Estes resultados contrastam amplamente com aqueles das empresas que privilegiam uma modalidade direct-to-consumer. As vendas da Everlane cresceram 200% no ano passado, face a 2013. Todos os anos, desde que foi lançada em 2007, a Bonobos duplicou as receitas. A AYR, que iniciou atividade em 2014, antecipa um crescimento de 50% da receita este ano.

«Diversas marcas com as quais crescemos – marcas efetivamente grandes – não cresceram connosco», observa Maggie Winter, diretora de marca e cofundadora do site de vestuário feminino AYR, cujo slogan é “editado, básicos sem esforço”. Winter acrescenta que «não é apenas a parte digital, embora esta represente uma parte substancial da questão, é uma intimidade e autenticidade que parecem faltar a diversas grandes marcas».

Como podem as marcas online melhorar a experiência de compra? Conectando-se com o consumidor de uma forma que simplesmente não é possível para os grandes retalhistas. O site Popbasic, especializado em peças de vestuário básicas de senhora, envolve o cliente no processo de design do vestuário. «A geração da Internet responde positivamente a marcas que a escutam e incluem», aponta Madeline Veenstra, cofundadora do Popbasic.

A Bonobos, uma loja online de vestuário masculino, presta serviços aos clientes através das suas “lojas guias”, locais físicos em cidades como Nova Iorque, São Francisco e Atlanta, nos quais os clientes podem experimentar artigos e efetuar arranjos nas peças adquiridas.

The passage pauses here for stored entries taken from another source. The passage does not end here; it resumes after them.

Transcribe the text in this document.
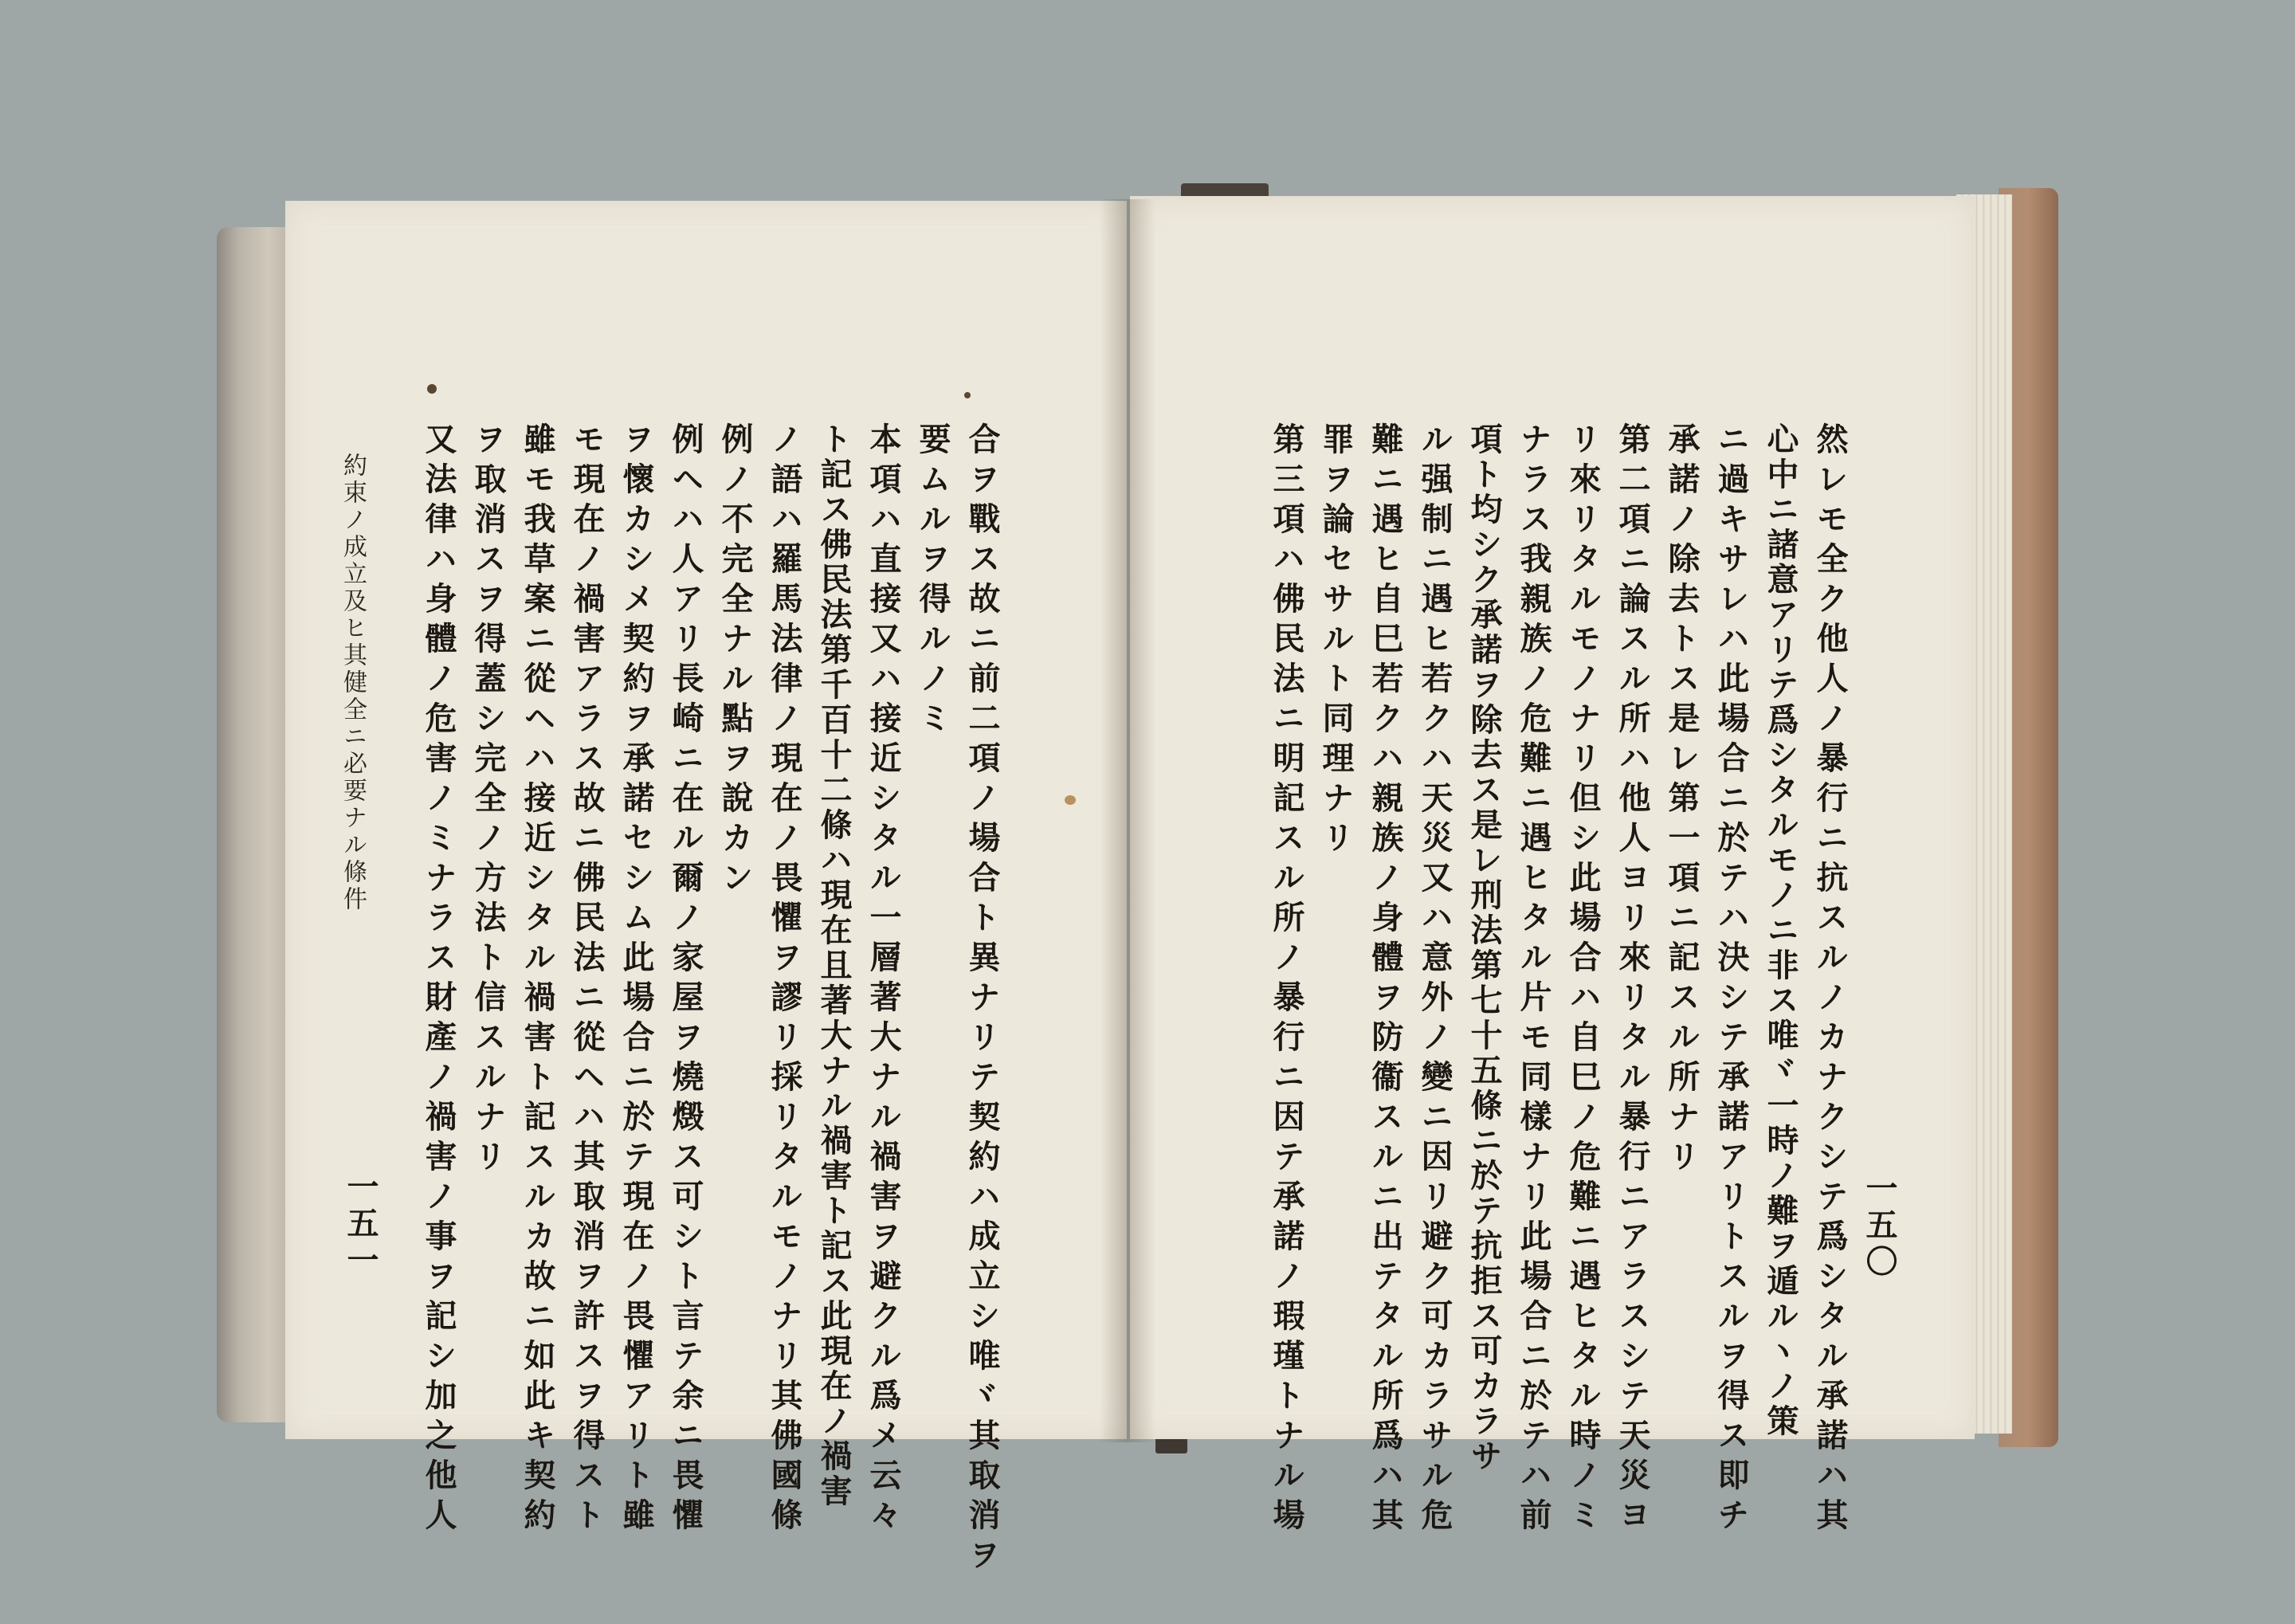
約束ノ成立及ヒ其健全ニ必要ナル條件	合ヲ戰ス故ニ前二項ノ場合ト異ナリテ契約ハ成立シ唯ヾ其取消ヲ
要ムルヲ得ルノミ
本項ハ直接又ハ接近シタル一層著大ナル禍害ヲ避クル爲メ云々
ト記ス佛民法第千百十二條ハ現在且著大ナル禍害ト記ス此現在ノ禍害
ノ語ハ羅馬法律ノ現在ノ畏懼ヲ謬リ採リタルモノナリ其佛國條
例ノ不完全ナル點ヲ說カン
例ヘハ人アリ長崎ニ在ル爾ノ家屋ヲ燒燬ス可シト言テ余ニ畏懼
ヲ懷カシメ契約ヲ承諾セシム此場合ニ於テ現在ノ畏懼アリト雖
モ現在ノ禍害アラス故ニ佛民法ニ從ヘハ其取消ヲ許スヲ得スト
雖モ我草案ニ從ヘハ接近シタル禍害ト記スルカ故ニ如此キ契約
ヲ取消スヲ得蓋シ完全ノ方法ト信スルナリ
又法律ハ身體ノ危害ノミナラス財產ノ禍害ノ事ヲ記シ加之他人
一五一	然レモ全ク他人ノ暴行ニ抗スルノカナクシテ爲シタル承諾ハ其
心中ニ諸意アリテ爲シタルモノニ非ス唯ヾ一時ノ難ヲ遁ルヽノ策
ニ過キサレハ此場合ニ於テハ決シテ承諾アリトスルヲ得ス即チ
承諾ノ除去トス是レ第一項ニ記スル所ナリ
第二項ニ論スル所ハ他人ヨリ來リタル暴行ニアラスシテ天災ヨ
リ來リタルモノナリ但シ此場合ハ自巳ノ危難ニ遇ヒタル時ノミ
ナラス我親族ノ危難ニ遇ヒタル片モ同樣ナリ此場合ニ於テハ前
項ト均シク承諾ヲ除去ス是レ刑法第七十五條ニ於テ抗拒ス可カラサ
ル强制ニ遇ヒ若クハ天災又ハ意外ノ變ニ因リ避ク可カラサル危
難ニ遇ヒ自巳若クハ親族ノ身體ヲ防衞スルニ出テタル所爲ハ其
罪ヲ論セサルト同理ナリ
第三項ハ佛民法ニ明記スル所ノ暴行ニ因テ承諾ノ瑕瑾トナル場	一五〇
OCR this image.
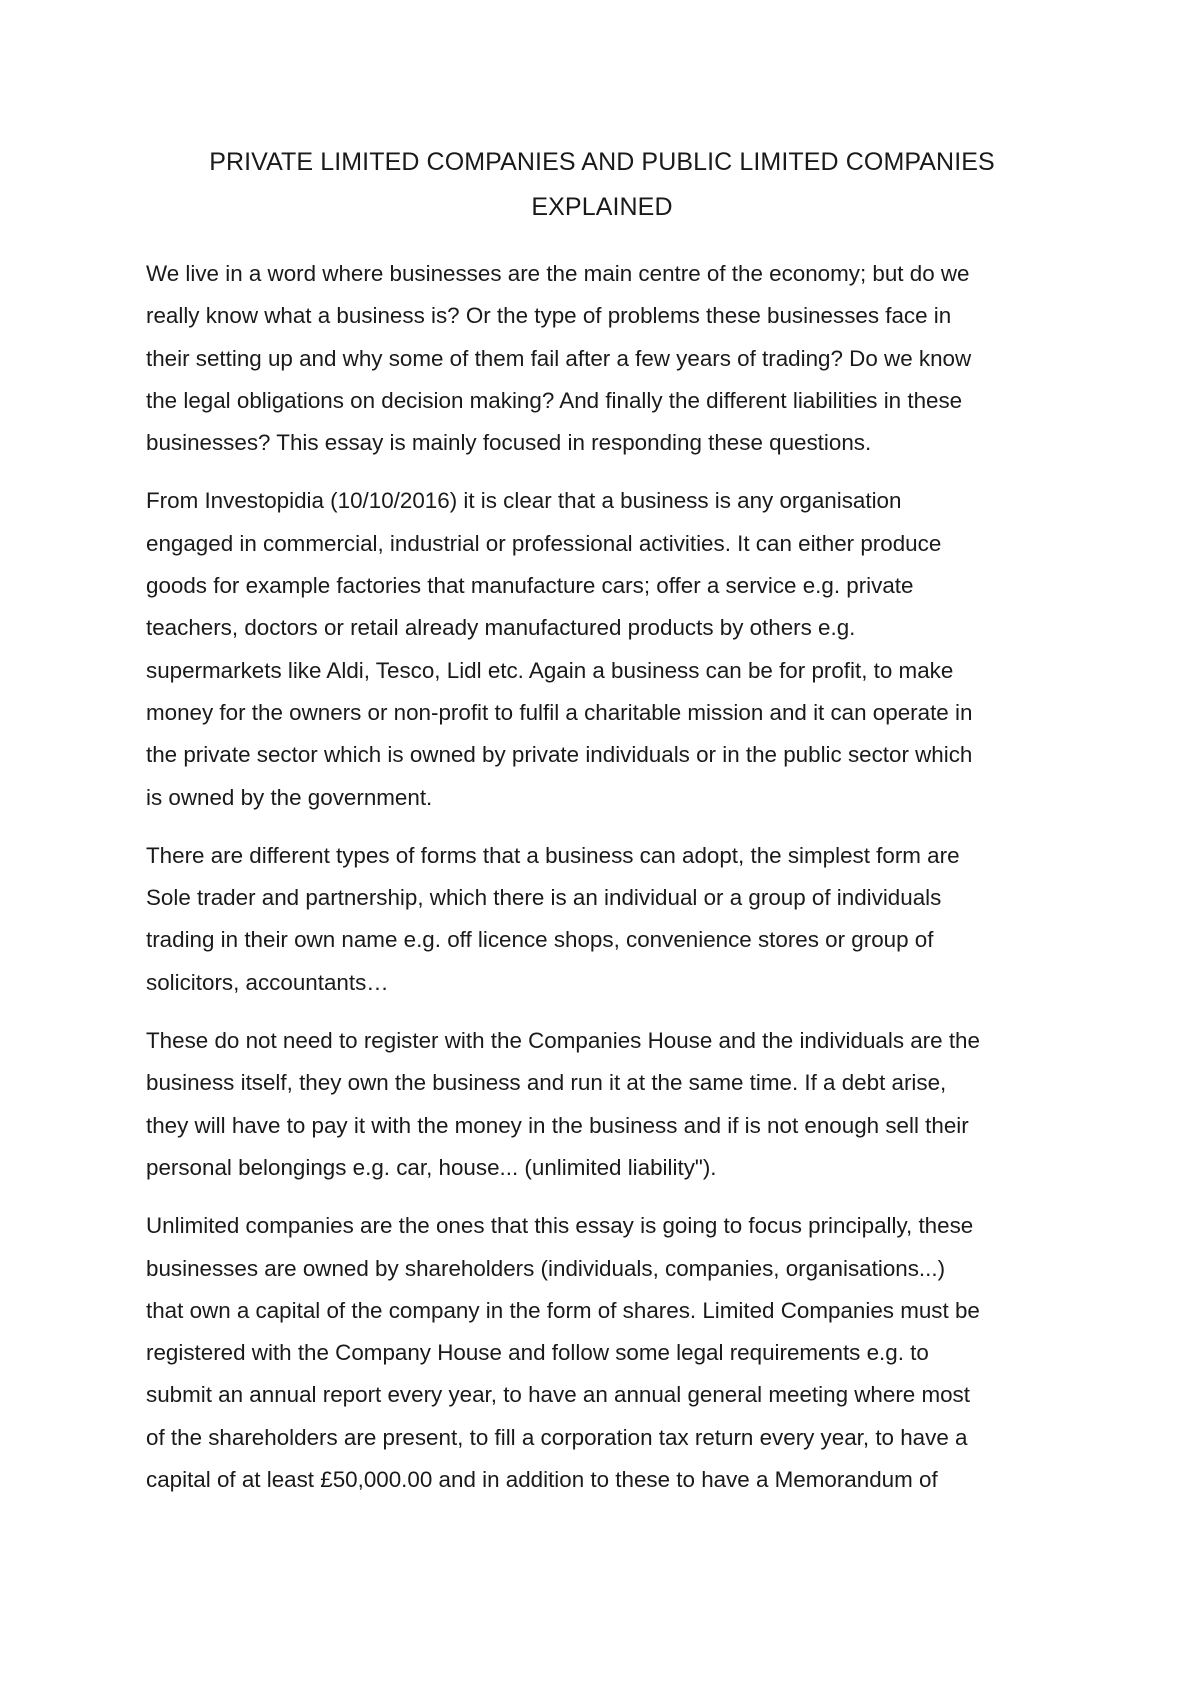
PRIVATE LIMITED COMPANIES AND PUBLIC LIMITED COMPANIES
EXPLAINED

We live in a word where businesses are the main centre of the economy; but do we
really know what a business is? Or the type of problems these businesses face in
their setting up and why some of them fail after a few years of trading? Do we know
the legal obligations on decision making? And finally the different liabilities in these
businesses? This essay is mainly focused in responding these questions.

From Investopidia (10/10/2016) it is clear that a business is any organisation
engaged in commercial, industrial or professional activities. It can either produce
goods for example factories that manufacture cars; offer a service e.g. private
teachers, doctors or retail already manufactured products by others e.g.
supermarkets like Aldi, Tesco, Lidl etc. Again a business can be for profit, to make
money for the owners or non-profit to fulfil a charitable mission and it can operate in
the private sector which is owned by private individuals or in the public sector which
is owned by the government.

There are different types of forms that a business can adopt, the simplest form are
Sole trader and partnership, which there is an individual or a group of individuals
trading in their own name e.g. off licence shops, convenience stores or group of
solicitors, accountants…

These do not need to register with the Companies House and the individuals are the
business itself, they own the business and run it at the same time. If a debt arise,
they will have to pay it with the money in the business and if is not enough sell their
personal belongings e.g. car, house... (unlimited liability").

Unlimited companies are the ones that this essay is going to focus principally, these
businesses are owned by shareholders (individuals, companies, organisations...)
that own a capital of the company in the form of shares. Limited Companies must be
registered with the Company House and follow some legal requirements e.g. to
submit an annual report every year, to have an annual general meeting where most
of the shareholders are present, to fill a corporation tax return every year, to have a
capital of at least £50,000.00 and in addition to these to have a Memorandum of
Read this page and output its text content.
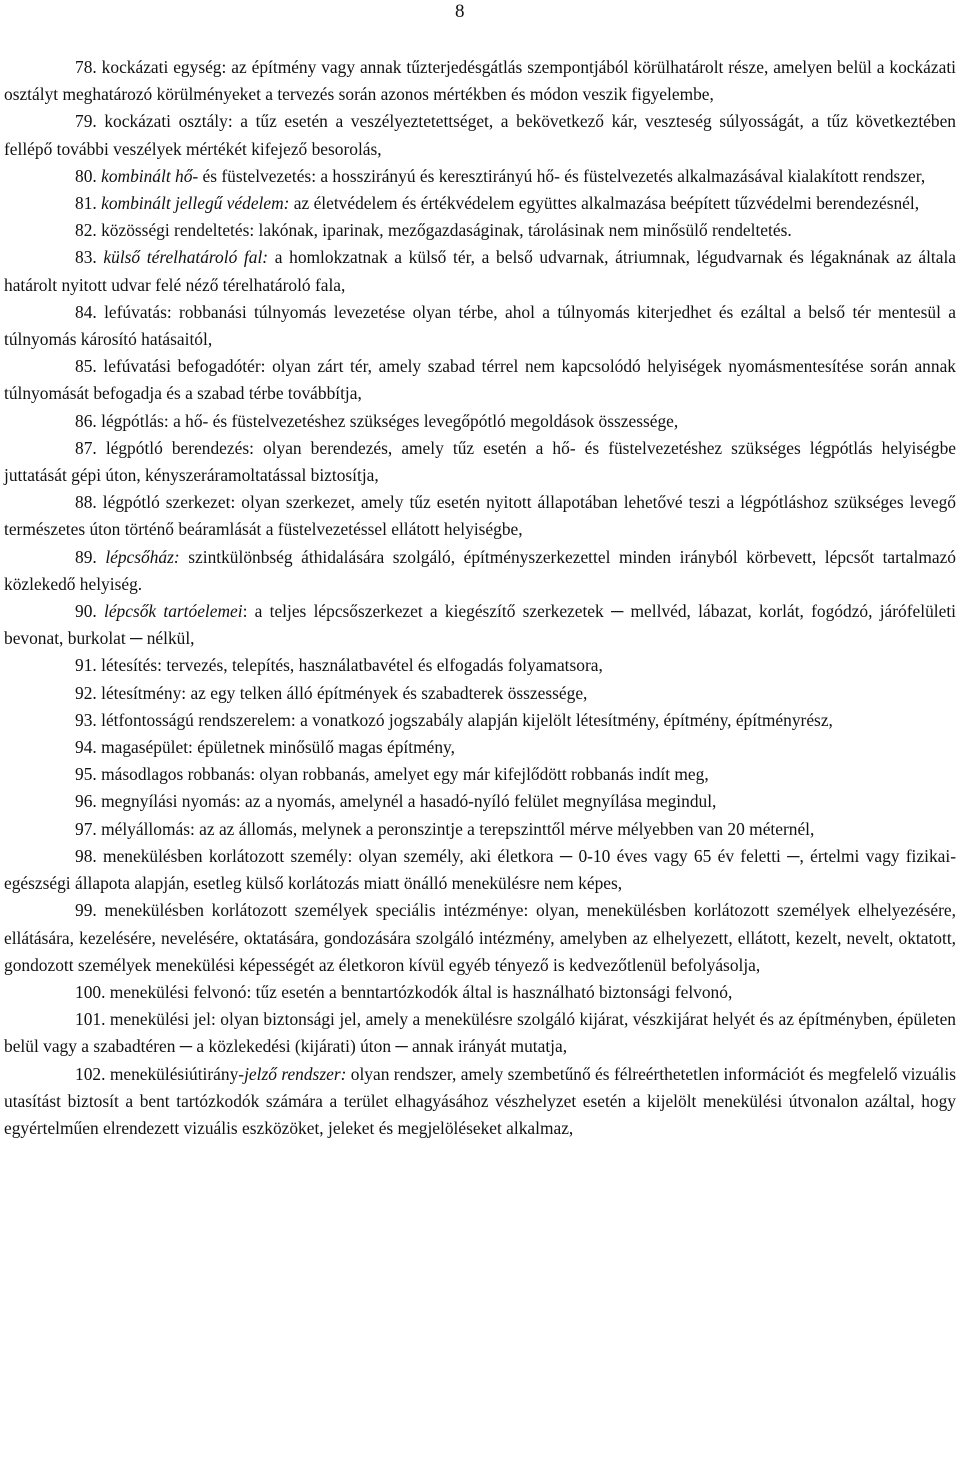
8

78. kockázati egység: az építmény vagy annak tűzterjedésgátlás szempontjából körülhatárolt része, amelyen belül a kockázati osztályt meghatározó körülményeket a tervezés során azonos mértékben és módon veszik figyelembe,

79. kockázati osztály: a tűz esetén a veszélyeztetettséget, a bekövetkező kár, veszteség súlyosságát, a tűz következtében fellépő további veszélyek mértékét kifejező besorolás,

80. kombinált hő- és füstelvezetés: a hosszirányú és keresztirányú hő- és füstelvezetés alkalmazásával kialakított rendszer,

81. kombinált jellegű védelem: az életvédelem és értékvédelem együttes alkalmazása beépített tűzvédelmi berendezésnél,

82. közösségi rendeltetés: lakónak, iparinak, mezőgazdaságinak, tárolásinak nem minősülő rendeltetés.

83. külső térelhatároló fal: a homlokzatnak a külső tér, a belső udvarnak, átriumnak, légudvarnak és légaknának az általa határolt nyitott udvar felé néző térelhatároló fala,

84. lefúvatás: robbanási túlnyomás levezetése olyan térbe, ahol a túlnyomás kiterjedhet és ezáltal a belső tér mentesül a túlnyomás károsító hatásaitól,

85. lefúvatási befogadótér: olyan zárt tér, amely szabad térrel nem kapcsolódó helyiségek nyomásmentesítése során annak túlnyomását befogadja és a szabad térbe továbbítja,

86. légpótlás: a hő- és füstelvezetéshez szükséges levegőpótló megoldások összessége,

87. légpótló berendezés: olyan berendezés, amely tűz esetén a hő- és füstelvezetéshez szükséges légpótlás helyiségbe juttatását gépi úton, kényszeráramoltatással biztosítja,

88. légpótló szerkezet: olyan szerkezet, amely tűz esetén nyitott állapotában lehetővé teszi a légpótláshoz szükséges levegő természetes úton történő beáramlását a füstelvezetéssel ellátott helyiségbe,

89. lépcsőház: szintkülönbség áthidalására szolgáló, építményszerkezettel minden irányból körbevett, lépcsőt tartalmazó közlekedő helyiség.

90. lépcsők tartóelemei: a teljes lépcsőszerkezet a kiegészítő szerkezetek ─ mellvéd, lábazat, korlát, fogódzó, járófelületi bevonat, burkolat ─ nélkül,

91. létesítés: tervezés, telepítés, használatbavétel és elfogadás folyamatsora,

92. létesítmény: az egy telken álló építmények és szabadterek összessége,

93. létfontosságú rendszerelem: a vonatkozó jogszabály alapján kijelölt létesítmény, építmény, építményrész,

94. magasépület: épületnek minősülő magas építmény,

95. másodlagos robbanás: olyan robbanás, amelyet egy már kifejlődött robbanás indít meg,

96. megnyílási nyomás: az a nyomás, amelynél a hasadó-nyíló felület megnyílása megindul,

97. mélyállomás: az az állomás, melynek a peronszintje a terepszinttől mérve mélyebben van 20 méternél,

98. menekülésben korlátozott személy: olyan személy, aki életkora ─ 0-10 éves vagy 65 év feletti ─, értelmi vagy fizikai-egészségi állapota alapján, esetleg külső korlátozás miatt önálló menekülésre nem képes,

99. menekülésben korlátozott személyek speciális intézménye: olyan, menekülésben korlátozott személyek elhelyezésére, ellátására, kezelésére, nevelésére, oktatására, gondozására szolgáló intézmény, amelyben az elhelyezett, ellátott, kezelt, nevelt, oktatott, gondozott személyek menekülési képességét az életkoron kívül egyéb tényező is kedvezőtlenül befolyásolja,

100. menekülési felvonó: tűz esetén a benntartózkodók által is használható biztonsági felvonó,

101. menekülési jel: olyan biztonsági jel, amely a menekülésre szolgáló kijárat, vészkijárat helyét és az építményben, épületen belül vagy a szabadtéren ─ a közlekedési (kijárati) úton ─ annak irányát mutatja,

102. menekülésiútirány-jelző rendszer: olyan rendszer, amely szembetűnő és félreérthetetlen információt és megfelelő vizuális utasítást biztosít a bent tartózkodók számára a terület elhagyásához vészhelyzet esetén a kijelölt menekülési útvonalon azáltal, hogy egyértelműen elrendezett vizuális eszközöket, jeleket és megjelöléseket alkalmaz,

A abordagem da Bonobos é única na medida em que proporciona um contacto mais personalizado e presencial, sem a despesa de uma unidade física de serviço completo.

«Os retalhistas tradicionais são como que prisioneiros da infraestrutura, do ponto de vista da fabricação e da distribuição, que talvez desejassem não ter agora», reconhece Russ Meyer, diretor global de estratégia e perspetivas da empresa de branding Siegel+Gale. «Paralelamente, este novo modelo de negócios é quase personalizado. Parece quase propositadamente criado para mim. Existe uma experiência que se afigura muito mais personalizada. Como se compete com uma experiência que só estava disponível em casas de alta-costura?», questiona.

Para as retalhistas, como a Cuyana, que vendem peças de vestuário básicas destinadas ao sexo feminino, e o site de roupas femininas e masculinas Everlane (que este ano recrutou a ex-diretora criativa da Gap, Rebekka Bay, como diretora de produto e design), a transparência é essencial.

A Everlane, cujo slogan é “transparência radical”, explica aos seus clientes o motivo subjacente ao custo de cada um dos artigos. A Cuyana partilha com os seus clientes o perfil dos materiais utilizados e processos de produção.

«As marcas online enfatizam a capacidade de se diferenciarem, procurando valorizar a experiência do cliente», revela Emmett Shine, fundador e CEO da empresa de branding nova-iorquina Gin Lane Media. «Uma parte substancial do legado dessas marcas que interagem diretamente com o consumidor prende-se com o investimento na experiência do cliente, e a geração do milénio compra pela experiência», conclui.